Savoir anticiper les interactions médicamenteuses lors d’une contraception hormonale

La problématique des interactions médicamenteuses associées à une contraception hormonale (CH), nécessite d’envisager deux aspects :

1°) Une diminution de l’efficacité de la contraception

• Elle résulte principalement d’ interactions pharmacocinétiques :

  • Une diminution de l’absorption des contraceptifs hormonaux oraux, résultant de l’effet de la modification de la flore digestive sur le cycle entéro-hépatique de l’éthinyl-estradiol (EE) n’est actuellement plus retenue. Par contre, une diminution de l’absorption de l’ulipristal (Ellaone® ou « pilule du sur lendemain ») liée à une augmentation du pH gastrique doit conduire à préférer une contraception d’urgence par le levonorgestrel (Norlevo®) en cas de traitement par anti-acide, inhibiteur de la pompe à proton ou antagoniste anti-H2.

  • L’EE, comme les œstrogènes naturels, subit une forte métabolisation hépatique impliquant les cytochromes P450 3A4 et 2C9 et, l’UGT1A1. Le métabolisme des progestatifs passe également par les cytochromes dont le 3A4 avec toutefois des variations importantes selon le progestatif. Une induction enzymatique aura pour conséquence une diminution possible de l’efficacité contraceptive des formes orales, mais également d’autres contraceptifs hormonaux (implant, anneau vaginal, patch). Les inducteurs enzymatiques actuellement retenus comme pouvant diminuer de façon significative l’activité des CH sont les suivants : rifampicine, rifabutine, carbamazépine et oxcarbazépine, phénobarbital, phénytoïne, primidone, rufinamide, topiramate (doses >200mg/j), ritonavir, efavirenz, névirapine, millepertuis, bosentan, modafinil, vémurafénib, griséofulvine et aprépitant. L’induction est progressive et atteint généralement son maximum en dix jours. Ce délai peut être plus court pour la rifampicine (5 jours) et plus retardé pour le phénobarbital (10 à 15 jours). De la même façon, cet effet disparaît progressivement à l’arrêt de l’inducteur en fonction de la demi-vie de celui-ci.

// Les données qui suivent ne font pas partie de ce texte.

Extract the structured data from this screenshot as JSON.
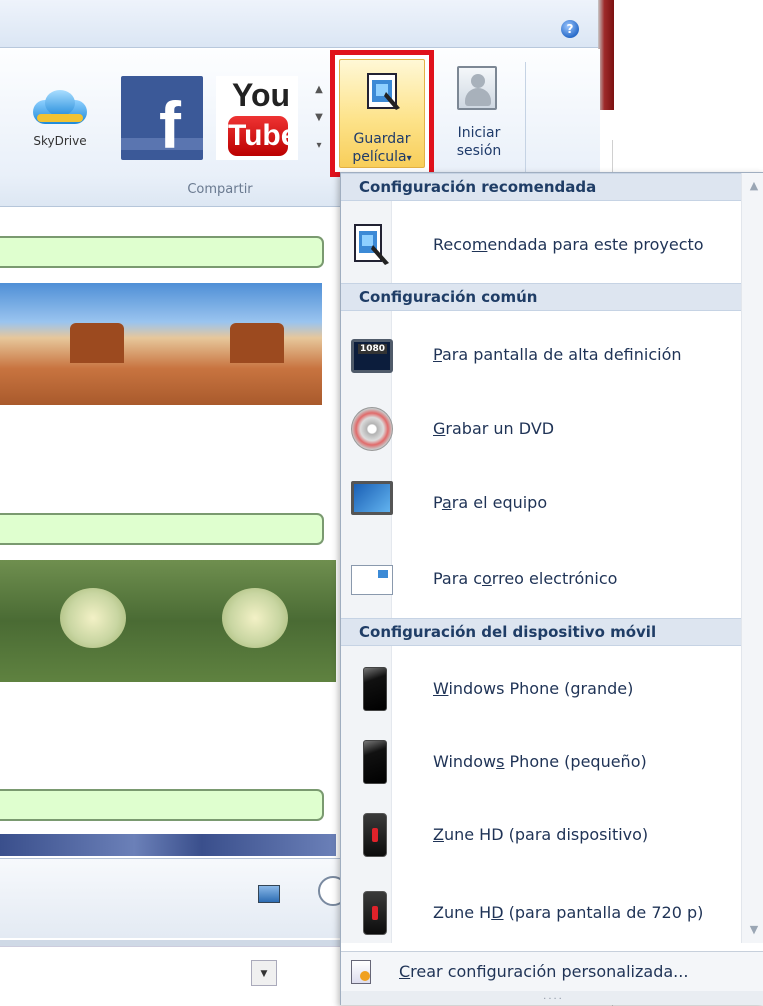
{
  "ribbon": {
    "share_group_label": "Compartir",
    "skydrive_label": "SkyDrive",
    "facebook_letter": "f",
    "youtube_top": "You",
    "youtube_bottom": "Tube",
    "save_movie_label_1": "Guardar",
    "save_movie_label_2": "película",
    "save_movie_arrow": "▾",
    "sign_in_label_1": "Iniciar",
    "sign_in_label_2": "sesión",
    "help_glyph": "?",
    "gallery_up": "▲",
    "gallery_down": "▼",
    "gallery_more": "▾"
  },
  "menu": {
    "section_recommended": "Configuración recomendada",
    "recommended_item": {
      "pre": "Reco",
      "acc": "m",
      "post": "endada para este proyecto"
    },
    "section_common": "Configuración común",
    "common_items": [
      {
        "pre": "",
        "acc": "P",
        "post": "ara pantalla de alta definición",
        "icon": "hd-monitor-icon",
        "badge": "1080"
      },
      {
        "pre": "",
        "acc": "G",
        "post": "rabar un DVD",
        "icon": "dvd-icon"
      },
      {
        "pre": "P",
        "acc": "a",
        "post": "ra el equipo",
        "icon": "computer-icon"
      },
      {
        "pre": "Para c",
        "acc": "o",
        "post": "rreo electrónico",
        "icon": "email-icon"
      }
    ],
    "section_mobile": "Configuración del dispositivo móvil",
    "mobile_items": [
      {
        "pre": "",
        "acc": "W",
        "post": "indows Phone (grande)",
        "icon": "windows-phone-icon"
      },
      {
        "pre": "Window",
        "acc": "s",
        "post": " Phone (pequeño)",
        "icon": "windows-phone-icon"
      },
      {
        "pre": "",
        "acc": "Z",
        "post": "une HD (para dispositivo)",
        "icon": "zune-icon"
      },
      {
        "pre": "Zune H",
        "acc": "D",
        "post": " (para pantalla de 720 p)",
        "icon": "zune-icon"
      }
    ],
    "footer": {
      "pre": "",
      "acc": "C",
      "post": "rear configuración personalizada..."
    },
    "scroll_up": "▲",
    "scroll_down": "▼",
    "grip": "....",
    "combo_arrow": "▼"
  }
}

Dans le cas d’un traitement ponctuel par un inducteur enzymatique (accident d’exposition au sang, prophylaxie de la ménin- gite...) chez une femme sous CH, l’utilisation d’une méthode « barrière » (préservatif, diaphragme) pendant la durée de ce traitement et le mois suivant son arrêt est recommandée. Dans le cas d’un traitement inducteur prolongé, seuls les contraceptifs utilisés pour voie injectable (acétate de médroxyprogestérone), non soumis à l’effet de premier passage hépatique et les DIU au lévonorgestrel, agissant directement au niveau utérin, peuvent être proposés si une alternative non hormonale (méthodes « barrières » et DIU au cuivre...) n’est pas appropriée. La possibilité de l’utilisation d’une CH dosée à 50 μg en EE plus ou moins associée à une prise continue pendant 3 mois est parfois évoquée.

Si une contraception d’urgence est nécessaire chez une patiente traitée ou ayant été traitée dans le mois

précédent par un inducteur enzymatique, le DIU au cuivre est la seule méthode dont l’efficacité n’est pas modifiée. En effet, le lévonorgestrel et l’ulipristal sont, eux aussi, soumis aux effets des inducteurs enzymatiques. L’utilisation d’une double dose de levonorgestrel (2 x 1,5mg à 12 heures d’intervalle) est toutefois proposée par le Royal College of Obstetricians and Gynaecologists.

• La seule interaction pharmacodynamique connue concerne l’ulipristal. En effet, l’ulipristal ayant une forte affinité pour les récepteurs à la progestérone, il existe un risque d’inefficacité de la contraception hormonale, et l’utilisation d’une méthode « barrière » est donc recommandée jusqu’au début du cycle suivant.

2°) La modification du métabolisme d’autres médicaments

L’EE est un inducteur de l’activité de l’UGT impliquée dans le métabolisme de la lamotrigine. Les études de cinétique confirment l’augmentation importante de l’élimination de la lamotrigine lorsqu’elle est administrée simultanément aux oestropro-gestatifs. Cette interaction ne contre-indique pas l’association, mais justifie une surveillance accrue des concentrations de lamotrigine en cas d’instauration ou d’arrêt d’une CH chez une patiente bien équilibrée sous lamotrigine. Il parait également prudent d’éviter d’instaurer une CH pendant la période d’ajustement de posologie de la lamotrigine. Les progestatifs seuls ne modifient pas la cinétique d’élimination de la lamotrigine.